Die van Efraïm hebben Mij omsingeld met leugen, en het huis Israëls met bedrog; maar Juda heerste nog met God, en was met de heiligen getrouw.
Ephraim feedeth on wind, and followeth after the east wind: he daily increaseth lies and desolation; and they do make a covenant with the Assyrians, and oil is carried into Egypt.
Efraïm weidt zich met wind, en jaagt den oostenwind na; den gansen dag vermenigvuldigt hij leugen en verwoesting; en zij maken verbond met Assur, en de olie wordt naar Egypte gevoerd.
The LORD hath also a controversy with Judah, and will punish Jacob according to his ways; according to his doings will he recompense him.
Nog zegt Efraïm: Evenwel ben ik rijk geworden, ik heb mij groot goed verkregen; in al mijn arbeid zullen zij mij geen ongerechtigheid vinden, die zonde zij.

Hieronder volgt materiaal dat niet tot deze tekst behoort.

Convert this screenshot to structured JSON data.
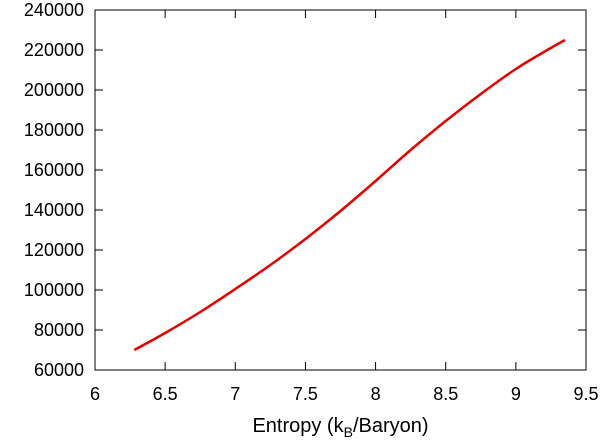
{
  "chart_data": {
    "type": "line",
    "title": "",
    "xlabel": "Entropy (k",
    "xlabel_sub": "B",
    "xlabel_tail": "/Baryon)",
    "ylabel": "",
    "xlim": [
      6,
      9.5
    ],
    "ylim": [
      60000,
      240000
    ],
    "x_ticks": [
      "6",
      "6.5",
      "7",
      "7.5",
      "8",
      "8.5",
      "9",
      "9.5"
    ],
    "y_ticks": [
      "60000",
      "80000",
      "100000",
      "120000",
      "140000",
      "160000",
      "180000",
      "200000",
      "220000",
      "240000"
    ],
    "grid": false,
    "series": [
      {
        "color": "#e00000",
        "x": [
          6.28,
          6.5,
          6.75,
          7.0,
          7.25,
          7.5,
          7.75,
          8.0,
          8.25,
          8.5,
          8.75,
          9.0,
          9.2,
          9.35
        ],
        "y": [
          70000,
          78500,
          89000,
          100500,
          112500,
          125500,
          139500,
          154500,
          170000,
          184500,
          198000,
          210500,
          219000,
          225000
        ]
      }
    ]
  }
}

And I that am the LORD thy God from the land of Egypt will yet make thee to dwell in tabernacles, as in the days of the solemn feast.
Zekerlijk is Gilead ongerechtigheid, zij zijn enkel ijdelheid; te Gilgal offeren zij ossen, ja, hun altaren zijn als steen hopen op de voren der velden.
And Jacob fled into the country of Syria, and Israel served for a wife, and for a wife he kept sheep.
Maar de HEERE voerde Israël op uit Egypte door een profeet, en door een profeet werd hij gehoed. Efraïm daarentegen heeft Hem zeer bitterlijk vertoornd; daarom zal Hij zijn bloed op hem laten, en zijn Heere zal hem zijn smaad vergelden.
Ephraim provoked him to anger most bitterly: therefore shall he leave his blood upon him, and his reproach shall his Lord return unto him.